The agreement yesterday is the largest energy contract between China and Iran, said Ying Xiaodong, an oil analyst with Citic Securities Co.

Zhang Zheng, spokesman for overseas affairs at Sinopec Group, as China Petrochemical is known, today said from Beijing he is ``not authorized to disclose information about the Iran project.''

Defense Secretary Robert Gates Dec. 8 called on U.S. allies to ``intensify'' economic and diplomatic pressure on Iran to suspend non-nuclear weapons uranium enrichment and allow verification that it doesn't resume a nuclear weapons program.

Nuclear Technology

Iran hasn't proven to the world that it has been developing nuclear technology exclusively for peaceful purposes, United Nations Secretary-General Ban Ki-moon said Dec. 7.

The agreement with Sinopec shows that U.S. claims that international companies are not willing to invest in Iran are baseless, IRNA said, citing the oil minister. The accord with Sinopec was delayed by ``tough commercial negotiations'' instead of the U.S. threat of sanctions, the agency said.

Talks on Yadavaran were delayed because Sinopec asked for a higher rate of return from the field, Agence France-Presse said in a report on its Web site, citing Nozari.

Sinopec's period of reimbursement has been halved to four years in the final contract, the report said, without giving details. Iran's constitution bars the sale of equity in the nation's oil and gas fields. Investors are compensated for their spending in oil and gas, a method known as ``buyback.''

Recoverable Reserves

According to Iranian estimates, the Yadavaran field has ``in-place'' reserves of 18.3 billion barrels of oil and 12.5 trillion cubic feet of gas, of which 3.2 billion barrels oil and 2.7 trillion cubic feet of gas are recoverable, Xinhua said.

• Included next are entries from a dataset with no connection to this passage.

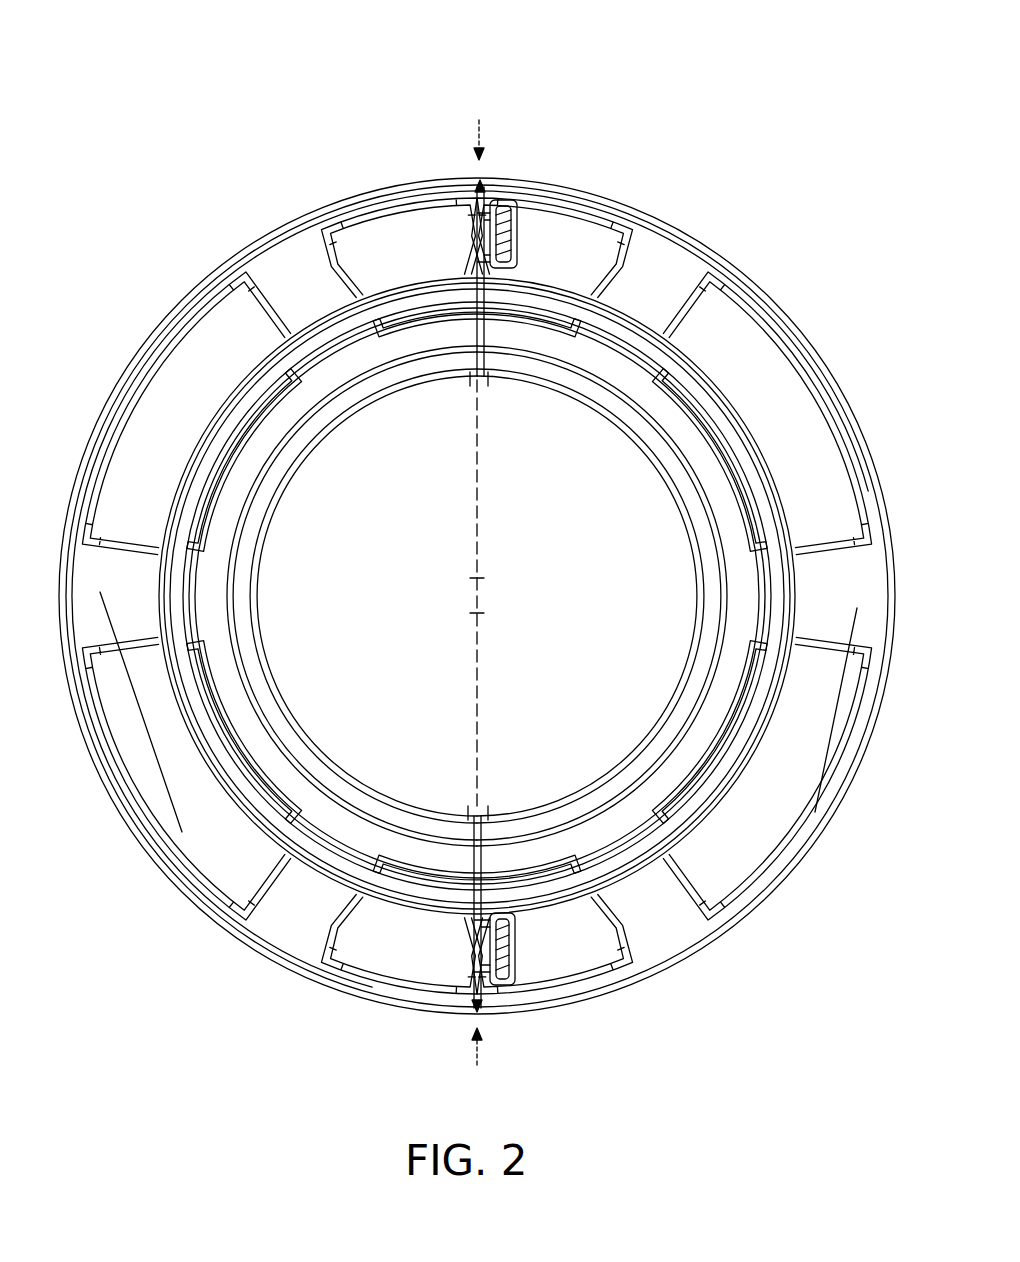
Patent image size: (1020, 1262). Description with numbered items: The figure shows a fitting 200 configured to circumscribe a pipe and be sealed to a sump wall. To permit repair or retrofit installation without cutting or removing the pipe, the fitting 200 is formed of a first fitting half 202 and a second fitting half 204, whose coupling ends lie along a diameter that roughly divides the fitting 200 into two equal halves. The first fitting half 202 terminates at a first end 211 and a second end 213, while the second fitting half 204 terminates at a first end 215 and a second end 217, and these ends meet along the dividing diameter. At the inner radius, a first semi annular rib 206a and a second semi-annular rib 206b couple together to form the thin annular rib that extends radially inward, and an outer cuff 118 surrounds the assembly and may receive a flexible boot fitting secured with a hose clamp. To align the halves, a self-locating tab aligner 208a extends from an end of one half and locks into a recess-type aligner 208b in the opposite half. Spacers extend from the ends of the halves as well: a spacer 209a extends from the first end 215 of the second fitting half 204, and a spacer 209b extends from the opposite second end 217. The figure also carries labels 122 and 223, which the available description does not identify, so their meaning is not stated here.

The fitting 200 is at (777, 92).
The first fitting half 202 is at (205, 241).
The second fitting half 204 is at (518, 557).
The first semi annular rib 206a is at (292, 693).
The second semi-annular rib 206b is at (600, 770).
The self-locating tab aligner 208a is at (477, 233).
The recess-type aligner 208b is at (515, 235).
The spacer 209a is at (473, 857).
The spacer 209b is at (492, 335).
The first end of the first fitting half 211 is at (472, 382).
The second end of the first fitting half 213 is at (462, 806).
The first end of the second fitting half 215 is at (486, 382).
The second end of the second fitting half 217 is at (490, 806).
The outer cuff 118 is at (340, 838).
The pressing direction 122 is at (480, 593).
The support rib 223 is at (300, 907).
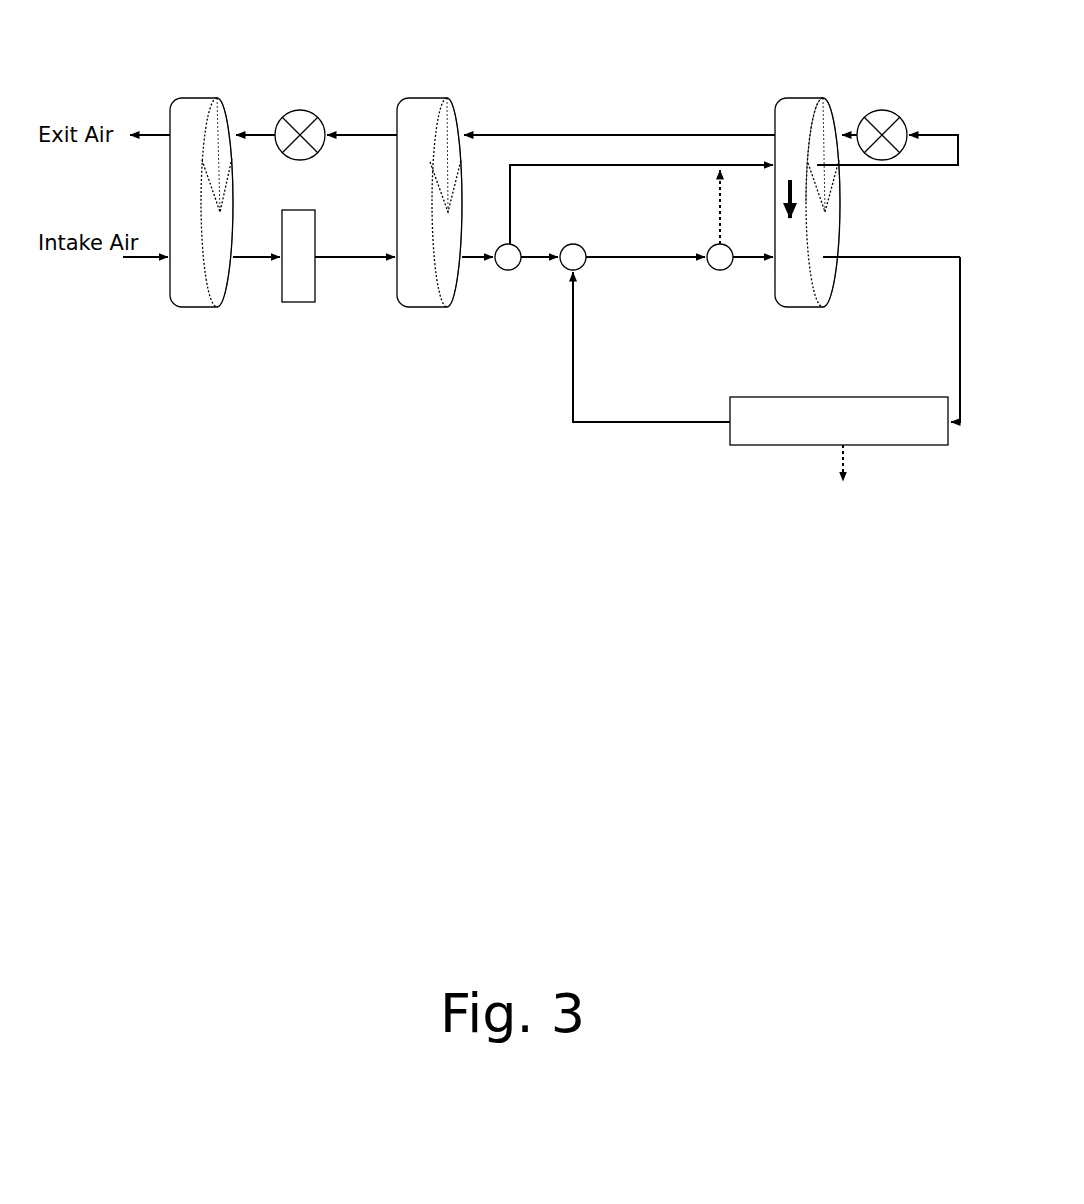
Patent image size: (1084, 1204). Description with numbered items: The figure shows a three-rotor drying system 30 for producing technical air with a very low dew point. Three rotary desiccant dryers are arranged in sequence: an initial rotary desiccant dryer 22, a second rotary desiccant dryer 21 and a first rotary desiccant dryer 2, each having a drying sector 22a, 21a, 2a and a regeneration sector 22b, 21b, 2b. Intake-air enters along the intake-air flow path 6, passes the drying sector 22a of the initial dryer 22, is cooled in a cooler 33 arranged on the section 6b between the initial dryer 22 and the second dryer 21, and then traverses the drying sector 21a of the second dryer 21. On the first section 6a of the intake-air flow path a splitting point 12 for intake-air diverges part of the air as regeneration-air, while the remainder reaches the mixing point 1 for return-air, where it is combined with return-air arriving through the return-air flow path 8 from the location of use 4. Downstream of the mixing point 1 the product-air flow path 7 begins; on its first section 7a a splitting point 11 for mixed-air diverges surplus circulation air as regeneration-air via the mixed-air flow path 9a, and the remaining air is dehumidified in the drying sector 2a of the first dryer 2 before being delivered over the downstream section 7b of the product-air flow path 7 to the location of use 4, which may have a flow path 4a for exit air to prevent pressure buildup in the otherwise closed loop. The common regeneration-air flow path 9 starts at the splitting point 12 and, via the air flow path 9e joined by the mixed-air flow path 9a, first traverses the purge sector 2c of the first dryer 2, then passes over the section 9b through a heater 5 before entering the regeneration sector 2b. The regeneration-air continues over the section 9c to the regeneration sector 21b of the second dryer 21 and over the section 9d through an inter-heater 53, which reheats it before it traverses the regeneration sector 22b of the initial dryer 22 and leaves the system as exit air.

Iran was China's third-biggest supplier of crude oil through the first 10 months of this year, according to the Beijing-based Customs General Administration. China's oil demand will increase 5.4 percent to 7.5 million barrels a day this year, the International Energy Agency said in its November forecast.

``The Chinese government is interested in diversifying sources of crude oil production and its national oil companies have more flexibility in going to places that the international oil companies can't,'' said Shum. ``China has been importing crude oil and fuel oil from Iran so Sinopec is keen to complete the deal.''

Earlier Deals

Sinopec Group in June 2006 agreed to buy OAO Udmurtneft, an affiliate of BP Plc, to produce oil in Russia for the first time. China National Petroleum Corp., the nation's biggest oil producer, bought PetroKazakhstan, which accounts for about 12 percent of Kazakhstan's oil output, for $4.18 billion in October 2005.

Cnooc Ltd., the country's biggest offshore oil company, paid $2.7 billion for a 45 percent stake in Nigeria's OML 130 oil area, also known as the Akpo deposit, from privately owned Nigerian company South Atlantic Petroleum Ltd.

Sinopec Group is the parent of China Petroleum & Chemical Co., known as Sinopec Corp., which is listed on stock markets in Hong Kong, New York, London and Shanghai.